Hi Fred. Welcome!
I have a family of four, too, and we now eat a LOT of eggs. Let me tell you, we love them so much, plus we're healthier, I swear. There are a lot of vitamins and protein in eggs, and my doctor just told me that there really isn't a cholesterol problem with eggs, that was all a myth. Yay! I eat about two a day.
We have 13 hens and a rooster. You can see my breeds below -- all brown eggs. I chose them as good winter layers because our winters are long here. We now get between 9 and 12 eggs a day and have enough to give away, plus we put out an egg stand once every week or two.
The best and most consistent layers are the Rhode Island Reds, the Jersey Giants, and the Delawares. Apparently leghorns give good white eggs, but I think plain white chickens look boring. Everyone likes our brown eggs, too.
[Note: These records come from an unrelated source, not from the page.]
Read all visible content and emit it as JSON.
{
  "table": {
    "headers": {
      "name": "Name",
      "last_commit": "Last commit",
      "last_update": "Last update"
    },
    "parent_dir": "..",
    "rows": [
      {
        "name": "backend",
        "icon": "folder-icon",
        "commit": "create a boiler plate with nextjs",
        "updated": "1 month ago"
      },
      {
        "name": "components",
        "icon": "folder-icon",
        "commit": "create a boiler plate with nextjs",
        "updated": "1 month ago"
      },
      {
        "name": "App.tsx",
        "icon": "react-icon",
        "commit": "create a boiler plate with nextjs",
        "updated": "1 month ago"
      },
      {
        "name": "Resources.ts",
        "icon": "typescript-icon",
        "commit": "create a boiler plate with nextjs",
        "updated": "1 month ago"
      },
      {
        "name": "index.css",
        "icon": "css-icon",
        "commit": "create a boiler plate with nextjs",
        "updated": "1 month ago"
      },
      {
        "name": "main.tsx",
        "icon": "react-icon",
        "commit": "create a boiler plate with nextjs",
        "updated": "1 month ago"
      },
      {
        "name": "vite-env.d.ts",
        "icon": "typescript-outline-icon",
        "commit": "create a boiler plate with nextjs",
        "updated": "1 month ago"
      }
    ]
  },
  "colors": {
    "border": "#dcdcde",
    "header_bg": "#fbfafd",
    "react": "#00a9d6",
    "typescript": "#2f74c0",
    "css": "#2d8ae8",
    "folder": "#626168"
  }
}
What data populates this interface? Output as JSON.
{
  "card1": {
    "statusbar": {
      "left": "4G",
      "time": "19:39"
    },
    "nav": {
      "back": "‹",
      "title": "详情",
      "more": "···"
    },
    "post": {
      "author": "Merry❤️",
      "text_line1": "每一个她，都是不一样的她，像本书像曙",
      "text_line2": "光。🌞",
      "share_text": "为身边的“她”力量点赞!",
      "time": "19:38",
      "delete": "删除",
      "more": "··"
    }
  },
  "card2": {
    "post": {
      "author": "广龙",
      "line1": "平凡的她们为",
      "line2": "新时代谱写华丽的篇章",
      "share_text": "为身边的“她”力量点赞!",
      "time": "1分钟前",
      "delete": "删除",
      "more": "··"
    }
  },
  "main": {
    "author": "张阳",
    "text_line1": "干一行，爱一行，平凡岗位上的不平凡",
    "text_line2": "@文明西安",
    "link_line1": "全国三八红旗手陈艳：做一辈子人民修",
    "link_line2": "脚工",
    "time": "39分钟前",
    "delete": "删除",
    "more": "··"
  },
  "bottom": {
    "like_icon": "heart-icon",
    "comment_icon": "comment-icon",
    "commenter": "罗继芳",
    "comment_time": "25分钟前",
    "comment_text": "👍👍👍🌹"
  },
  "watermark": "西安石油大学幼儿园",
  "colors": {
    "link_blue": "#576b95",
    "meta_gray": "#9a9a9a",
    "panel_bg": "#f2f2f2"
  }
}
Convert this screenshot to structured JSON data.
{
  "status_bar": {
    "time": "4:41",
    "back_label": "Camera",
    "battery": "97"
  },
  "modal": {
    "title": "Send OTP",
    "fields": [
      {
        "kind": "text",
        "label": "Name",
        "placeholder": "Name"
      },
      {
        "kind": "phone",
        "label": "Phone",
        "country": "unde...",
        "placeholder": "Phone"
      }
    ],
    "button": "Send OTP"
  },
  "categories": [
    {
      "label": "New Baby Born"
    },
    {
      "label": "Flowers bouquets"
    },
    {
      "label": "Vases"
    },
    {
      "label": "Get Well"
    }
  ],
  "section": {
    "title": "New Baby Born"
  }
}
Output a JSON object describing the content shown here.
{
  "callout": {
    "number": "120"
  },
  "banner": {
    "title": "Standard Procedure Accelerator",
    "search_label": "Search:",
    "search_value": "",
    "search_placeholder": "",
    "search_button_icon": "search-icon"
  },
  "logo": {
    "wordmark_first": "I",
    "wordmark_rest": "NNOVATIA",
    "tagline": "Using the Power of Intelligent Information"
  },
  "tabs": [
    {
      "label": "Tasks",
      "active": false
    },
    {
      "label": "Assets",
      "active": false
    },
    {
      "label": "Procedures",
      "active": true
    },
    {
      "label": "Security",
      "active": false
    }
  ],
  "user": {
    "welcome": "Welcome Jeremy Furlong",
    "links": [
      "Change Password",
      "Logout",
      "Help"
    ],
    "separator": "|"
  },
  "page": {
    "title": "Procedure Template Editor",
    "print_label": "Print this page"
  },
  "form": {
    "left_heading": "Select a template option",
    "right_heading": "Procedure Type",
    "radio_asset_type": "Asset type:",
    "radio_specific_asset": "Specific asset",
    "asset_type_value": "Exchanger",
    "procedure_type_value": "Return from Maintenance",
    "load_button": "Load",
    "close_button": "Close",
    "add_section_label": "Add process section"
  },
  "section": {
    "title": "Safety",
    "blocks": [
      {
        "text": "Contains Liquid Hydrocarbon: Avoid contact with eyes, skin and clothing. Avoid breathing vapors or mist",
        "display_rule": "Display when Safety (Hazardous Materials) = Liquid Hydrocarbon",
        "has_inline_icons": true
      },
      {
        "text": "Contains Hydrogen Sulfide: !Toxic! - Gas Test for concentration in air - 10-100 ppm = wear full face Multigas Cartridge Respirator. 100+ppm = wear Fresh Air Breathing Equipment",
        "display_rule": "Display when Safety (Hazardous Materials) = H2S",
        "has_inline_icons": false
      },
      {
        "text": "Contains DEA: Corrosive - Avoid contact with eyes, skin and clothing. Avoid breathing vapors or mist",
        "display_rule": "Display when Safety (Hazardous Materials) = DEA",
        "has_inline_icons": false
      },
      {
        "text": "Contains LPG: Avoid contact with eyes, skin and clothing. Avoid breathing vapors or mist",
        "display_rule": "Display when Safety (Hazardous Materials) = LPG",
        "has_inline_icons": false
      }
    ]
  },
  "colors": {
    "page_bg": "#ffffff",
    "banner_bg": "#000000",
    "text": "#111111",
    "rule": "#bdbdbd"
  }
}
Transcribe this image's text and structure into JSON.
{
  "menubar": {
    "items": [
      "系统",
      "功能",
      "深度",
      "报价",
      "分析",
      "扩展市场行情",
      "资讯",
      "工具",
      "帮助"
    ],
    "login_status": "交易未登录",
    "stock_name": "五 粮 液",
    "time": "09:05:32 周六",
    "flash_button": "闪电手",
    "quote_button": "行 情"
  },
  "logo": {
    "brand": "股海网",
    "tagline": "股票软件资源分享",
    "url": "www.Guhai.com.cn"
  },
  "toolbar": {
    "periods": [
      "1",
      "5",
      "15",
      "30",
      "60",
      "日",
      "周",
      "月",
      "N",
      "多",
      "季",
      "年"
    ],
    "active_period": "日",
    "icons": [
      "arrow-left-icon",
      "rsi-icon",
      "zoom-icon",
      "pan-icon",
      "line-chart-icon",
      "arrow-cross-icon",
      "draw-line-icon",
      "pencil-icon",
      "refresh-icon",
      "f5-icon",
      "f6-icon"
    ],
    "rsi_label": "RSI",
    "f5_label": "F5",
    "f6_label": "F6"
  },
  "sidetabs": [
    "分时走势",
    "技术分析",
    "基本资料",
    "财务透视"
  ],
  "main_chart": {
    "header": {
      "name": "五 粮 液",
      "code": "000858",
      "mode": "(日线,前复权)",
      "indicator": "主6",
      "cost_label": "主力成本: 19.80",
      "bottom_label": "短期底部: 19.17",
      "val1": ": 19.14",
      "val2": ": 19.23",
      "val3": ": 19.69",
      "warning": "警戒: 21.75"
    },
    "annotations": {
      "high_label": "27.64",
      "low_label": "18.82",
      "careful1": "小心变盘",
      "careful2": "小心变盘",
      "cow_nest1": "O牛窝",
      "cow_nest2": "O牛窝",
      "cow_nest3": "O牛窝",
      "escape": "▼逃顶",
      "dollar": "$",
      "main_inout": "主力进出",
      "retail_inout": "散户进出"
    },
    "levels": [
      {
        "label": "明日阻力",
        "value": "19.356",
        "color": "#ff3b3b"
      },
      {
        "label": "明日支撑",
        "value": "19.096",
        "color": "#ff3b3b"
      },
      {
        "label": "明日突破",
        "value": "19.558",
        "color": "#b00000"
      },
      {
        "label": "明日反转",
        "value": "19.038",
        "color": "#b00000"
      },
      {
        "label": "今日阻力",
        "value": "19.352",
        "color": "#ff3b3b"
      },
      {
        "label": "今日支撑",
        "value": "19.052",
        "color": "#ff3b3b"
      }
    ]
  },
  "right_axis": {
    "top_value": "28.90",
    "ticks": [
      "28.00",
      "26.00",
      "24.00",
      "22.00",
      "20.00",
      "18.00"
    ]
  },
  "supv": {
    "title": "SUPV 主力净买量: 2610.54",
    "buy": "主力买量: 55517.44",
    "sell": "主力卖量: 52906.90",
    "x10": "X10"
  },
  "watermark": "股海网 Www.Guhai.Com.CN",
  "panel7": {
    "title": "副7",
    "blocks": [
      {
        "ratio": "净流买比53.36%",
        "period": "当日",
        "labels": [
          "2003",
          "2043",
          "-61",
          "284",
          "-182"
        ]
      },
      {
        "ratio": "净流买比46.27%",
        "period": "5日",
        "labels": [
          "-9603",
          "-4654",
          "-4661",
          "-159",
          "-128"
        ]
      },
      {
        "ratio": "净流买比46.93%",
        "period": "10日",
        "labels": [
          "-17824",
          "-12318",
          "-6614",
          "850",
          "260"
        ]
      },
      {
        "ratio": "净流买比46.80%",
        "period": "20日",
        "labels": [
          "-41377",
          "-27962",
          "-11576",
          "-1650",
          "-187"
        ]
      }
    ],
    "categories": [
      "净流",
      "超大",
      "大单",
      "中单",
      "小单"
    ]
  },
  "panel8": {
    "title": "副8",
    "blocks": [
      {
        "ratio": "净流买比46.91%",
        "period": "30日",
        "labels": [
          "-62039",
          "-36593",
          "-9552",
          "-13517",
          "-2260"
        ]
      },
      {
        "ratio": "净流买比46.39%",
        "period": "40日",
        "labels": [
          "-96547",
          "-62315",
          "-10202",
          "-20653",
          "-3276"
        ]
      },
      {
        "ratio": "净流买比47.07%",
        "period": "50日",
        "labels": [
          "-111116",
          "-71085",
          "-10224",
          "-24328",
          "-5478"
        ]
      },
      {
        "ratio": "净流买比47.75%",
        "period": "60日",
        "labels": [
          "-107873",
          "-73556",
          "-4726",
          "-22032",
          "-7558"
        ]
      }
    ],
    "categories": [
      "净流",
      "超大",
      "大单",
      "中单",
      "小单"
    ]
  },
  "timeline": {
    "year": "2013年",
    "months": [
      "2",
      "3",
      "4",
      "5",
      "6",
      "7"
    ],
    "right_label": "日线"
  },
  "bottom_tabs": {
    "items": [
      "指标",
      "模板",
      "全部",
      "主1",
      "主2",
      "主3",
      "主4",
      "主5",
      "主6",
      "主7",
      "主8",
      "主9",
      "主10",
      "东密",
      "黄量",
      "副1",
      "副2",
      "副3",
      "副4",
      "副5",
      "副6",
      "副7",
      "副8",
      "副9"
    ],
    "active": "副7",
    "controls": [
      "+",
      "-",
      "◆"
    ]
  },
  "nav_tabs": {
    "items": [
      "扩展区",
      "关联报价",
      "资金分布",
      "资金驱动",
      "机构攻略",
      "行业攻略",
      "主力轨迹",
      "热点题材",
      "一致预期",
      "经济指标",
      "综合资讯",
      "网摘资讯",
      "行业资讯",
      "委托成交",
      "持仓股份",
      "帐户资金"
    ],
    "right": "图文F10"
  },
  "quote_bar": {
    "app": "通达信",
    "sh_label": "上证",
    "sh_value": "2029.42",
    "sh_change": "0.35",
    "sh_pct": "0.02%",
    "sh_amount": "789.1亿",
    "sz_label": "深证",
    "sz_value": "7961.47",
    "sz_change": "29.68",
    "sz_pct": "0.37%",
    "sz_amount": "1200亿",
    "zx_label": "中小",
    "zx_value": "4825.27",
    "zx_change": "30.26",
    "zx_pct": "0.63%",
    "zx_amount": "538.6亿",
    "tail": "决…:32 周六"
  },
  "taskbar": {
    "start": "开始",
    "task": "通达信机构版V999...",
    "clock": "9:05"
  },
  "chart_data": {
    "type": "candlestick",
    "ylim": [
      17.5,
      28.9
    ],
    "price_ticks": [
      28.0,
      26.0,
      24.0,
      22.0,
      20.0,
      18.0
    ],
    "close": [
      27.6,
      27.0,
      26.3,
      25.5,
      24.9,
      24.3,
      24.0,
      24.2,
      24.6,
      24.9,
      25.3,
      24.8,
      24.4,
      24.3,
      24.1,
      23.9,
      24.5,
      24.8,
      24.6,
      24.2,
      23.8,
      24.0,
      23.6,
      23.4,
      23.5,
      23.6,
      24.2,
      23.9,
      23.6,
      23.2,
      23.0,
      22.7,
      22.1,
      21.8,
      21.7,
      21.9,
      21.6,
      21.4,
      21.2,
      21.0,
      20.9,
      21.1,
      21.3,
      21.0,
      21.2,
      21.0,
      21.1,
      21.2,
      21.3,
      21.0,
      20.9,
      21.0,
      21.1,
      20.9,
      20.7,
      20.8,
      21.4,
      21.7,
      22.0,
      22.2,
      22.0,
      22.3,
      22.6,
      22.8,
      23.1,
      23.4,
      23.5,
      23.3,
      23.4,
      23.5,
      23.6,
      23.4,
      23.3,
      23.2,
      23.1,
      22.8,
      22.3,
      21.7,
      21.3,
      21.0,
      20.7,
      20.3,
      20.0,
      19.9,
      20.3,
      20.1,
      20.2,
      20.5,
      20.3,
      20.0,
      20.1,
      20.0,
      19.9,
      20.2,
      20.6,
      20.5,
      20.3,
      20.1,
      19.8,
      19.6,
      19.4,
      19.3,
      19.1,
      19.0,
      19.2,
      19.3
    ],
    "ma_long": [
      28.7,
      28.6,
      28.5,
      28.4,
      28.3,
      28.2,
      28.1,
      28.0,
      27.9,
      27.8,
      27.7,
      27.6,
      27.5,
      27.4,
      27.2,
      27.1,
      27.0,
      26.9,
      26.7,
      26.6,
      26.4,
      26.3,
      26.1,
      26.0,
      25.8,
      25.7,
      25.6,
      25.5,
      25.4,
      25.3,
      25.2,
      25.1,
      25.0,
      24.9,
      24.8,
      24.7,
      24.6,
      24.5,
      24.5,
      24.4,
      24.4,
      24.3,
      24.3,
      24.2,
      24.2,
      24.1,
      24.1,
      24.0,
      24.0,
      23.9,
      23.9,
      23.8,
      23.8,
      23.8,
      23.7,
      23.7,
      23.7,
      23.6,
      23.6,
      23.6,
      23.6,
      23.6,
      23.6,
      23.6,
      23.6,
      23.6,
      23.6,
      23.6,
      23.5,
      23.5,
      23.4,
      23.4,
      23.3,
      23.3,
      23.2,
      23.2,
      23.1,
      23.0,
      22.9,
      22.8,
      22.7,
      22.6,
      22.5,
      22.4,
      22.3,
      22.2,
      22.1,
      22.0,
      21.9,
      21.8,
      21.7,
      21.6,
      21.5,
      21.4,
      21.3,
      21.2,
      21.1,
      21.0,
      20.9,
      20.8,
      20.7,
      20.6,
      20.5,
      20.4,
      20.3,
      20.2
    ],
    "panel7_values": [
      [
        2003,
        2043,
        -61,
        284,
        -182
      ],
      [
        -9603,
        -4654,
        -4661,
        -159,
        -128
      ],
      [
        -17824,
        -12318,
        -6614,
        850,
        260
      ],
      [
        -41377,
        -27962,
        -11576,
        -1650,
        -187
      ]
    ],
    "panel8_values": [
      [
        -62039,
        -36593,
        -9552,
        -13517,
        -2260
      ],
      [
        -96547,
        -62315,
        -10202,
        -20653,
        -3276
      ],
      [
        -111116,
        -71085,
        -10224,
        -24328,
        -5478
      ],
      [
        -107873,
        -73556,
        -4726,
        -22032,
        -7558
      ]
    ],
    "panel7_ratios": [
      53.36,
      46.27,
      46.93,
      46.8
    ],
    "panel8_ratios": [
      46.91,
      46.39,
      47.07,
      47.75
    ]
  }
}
I just ordered six more chicks for this spring, because I couldn't help myself, and I know we can sell all the eggs.
I was going to do meat chickens, too, but my kids talked me out of it. I would do it totally separate from the egg layers, because the egg layers are too much like pets.
This is what I'd do: Order 25 meat chickens in spring and keep them in a tractor or a movable pen so that they have access to clean grass every day. They grow fast and poop a lot and I think they'd make an awful lot of mess in a coop. You can look up "pastured poultry" and see what I mean. Then you have them butchered about 6-8 weeks later.
-- Oh, about coop size: you need four square feet per chicken in a henhouse and another ten square feet in a run. HOWEVER! I noticed that my chickens rarely use the full run space. Most of the year they free range, and in the winter they like to snuggle up in the henhouse. So I think it would be okay to skimp a little on the size of the run. I wouldn't skimp on the size of the henhouse, though.